What about Israel's active defenses? In its most recent defensive operations, Protective Edge and Pillar of Defense, Israel accomplished an impressively high rate of "Iron Dome" interceptions against incoming rockets from Gaza. Still, it would be a mistake to extrapolate from any such relatively limited successes to the vastly more complex hazards of strategic danger from Iran. Should Iran "go nuclear" in ten years or sooner, that still recalcitrant Islamic regime could launch at Israel missiles armed with nuclear warheads.


In its most recent defensive operations, Israel accomplished an impressively high rate of "Iron Dome" interceptions against incoming rockets from Gaza. Still, it would be a mistake to extrapolate from any such relatively limited successes to the vastly more complex hazards of strategic danger from Iran. (Image source: IDF)

Sun Tzu, the ancient Chinese military thinker, already understood -- long before the nuclear age -- that too great a reliance on defense is always misconceived. Today, Arrow, Israel's core ballistic missile defense (BMD) interception system, would require a 100% rate success against offensive nuclear missiles. At the same time, such a rate is impossible to achieve, even if enhanced by Rafael's new laser-based defenses. Israel must therefore continue to rely primarily on deterrence for existential nuclear threats.

Although unacknowledged, Israel has always been willing to keep its essential counterterrorism operations in Gaza consistent with the established rules of humanitarian international law. Palestinian violence, however, has remained in persistent violation of all accepted rules of engagement -- even after Israel painfully "disengaged" from Gaza in 2005.

Both Hamas and the Palestinian Authority still speak indignantly of "the Occupation?" But where, precisely, is this "occupation?" After all their agitated umbrage about Israeli "disproportionality," shouldn't the Palestinians and their allies finally be able to answer that core question? There are no Israelis in Gaza.

International law is not a suicide pact.
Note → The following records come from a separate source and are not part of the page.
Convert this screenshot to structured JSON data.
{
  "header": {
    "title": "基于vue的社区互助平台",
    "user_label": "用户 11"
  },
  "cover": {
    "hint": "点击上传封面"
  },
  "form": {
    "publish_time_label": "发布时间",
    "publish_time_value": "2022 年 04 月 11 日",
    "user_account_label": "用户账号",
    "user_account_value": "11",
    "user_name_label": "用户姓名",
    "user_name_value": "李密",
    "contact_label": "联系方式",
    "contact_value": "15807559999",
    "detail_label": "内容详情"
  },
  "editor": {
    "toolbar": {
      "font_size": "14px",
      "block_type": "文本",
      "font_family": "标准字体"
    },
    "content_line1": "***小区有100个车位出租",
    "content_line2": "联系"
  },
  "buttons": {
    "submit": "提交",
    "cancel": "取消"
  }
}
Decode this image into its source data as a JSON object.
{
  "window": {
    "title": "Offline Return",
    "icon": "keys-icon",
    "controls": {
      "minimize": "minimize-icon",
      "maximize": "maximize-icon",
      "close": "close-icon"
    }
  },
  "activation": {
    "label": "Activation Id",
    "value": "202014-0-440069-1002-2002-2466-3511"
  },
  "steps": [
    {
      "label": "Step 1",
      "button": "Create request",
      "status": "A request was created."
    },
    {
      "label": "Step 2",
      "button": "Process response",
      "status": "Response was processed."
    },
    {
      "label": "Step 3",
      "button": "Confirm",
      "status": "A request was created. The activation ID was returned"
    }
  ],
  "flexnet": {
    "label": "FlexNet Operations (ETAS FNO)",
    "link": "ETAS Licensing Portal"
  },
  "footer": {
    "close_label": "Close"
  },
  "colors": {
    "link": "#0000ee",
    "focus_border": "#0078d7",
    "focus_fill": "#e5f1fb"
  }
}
Instead, it offers a universally binding body of rules and procedures that allows all states to act on behalf of their "inherent right of self-defense."[3] When terrorists groups such as Hamas openly celebrate the "martyrdom" of Palestinian children, and when Hamas leaders unhesitatingly seek their own religious redemption through the mass-murder of Jewish children, unfortunately these terrorists retain no legal right to demand sanctuary.

In response to endless terror attacks from Gaza, Israel, with countless leaflets, phone calls, "knocks on the roof," and other warnings to its attackers, has been acting with an operational restraint unequaled by any other nation and according to binding rules of war. In these obligatory acts of self-defense there has not yet been the slightest evidence of disproportionality.
Louis René Beres is Emeritus Professor of International Law at Purdue University. His just-published new book is titled Surviving Amid Chaos: Israel's Nuclear Strategy.

[1] Speaking in Beirut on Channel 10 News, on May 7, 2016, Hezbollah leader Hassan Nasrallah accused Israel of "attacking Gaza," continuing: "Unfortunately, the Arab world is silent about the situation in Gaza. ... these actions must be condemned." Cited in Israel National News, "Nasrallah calls for condemnation of Israeli 'Attacks' on Gaza," May 7, 2016. Interesting, too, is that Nasrallah, a Shiite leader, is speaking here in strong support of Sunni Hamas.
[2] See Alissa J. Rubin, "Airstrike Hits Doctors Without Borders Hospital in Afghanistan," The New York Times, October 3, 2015. This is an account of the October 2015, U.S. destruction of a crowded hospital in the embattled city of Kunduz. The Pentagon confirmed the strike, which it called "collateral damage," and President Obama offered condolences to the victims in what he termed a "tragic incident." Doctors Without Borders was awarded the Nobel Peace Prize in 1999.
[3] See, especially, Article 51 of the United Nations Charter.


Louis René Beres is Emeritus Professor of International Law at Purdue University. His just-published new book is titled Surviving Amid Chaos: Israel's Nuclear Strategy.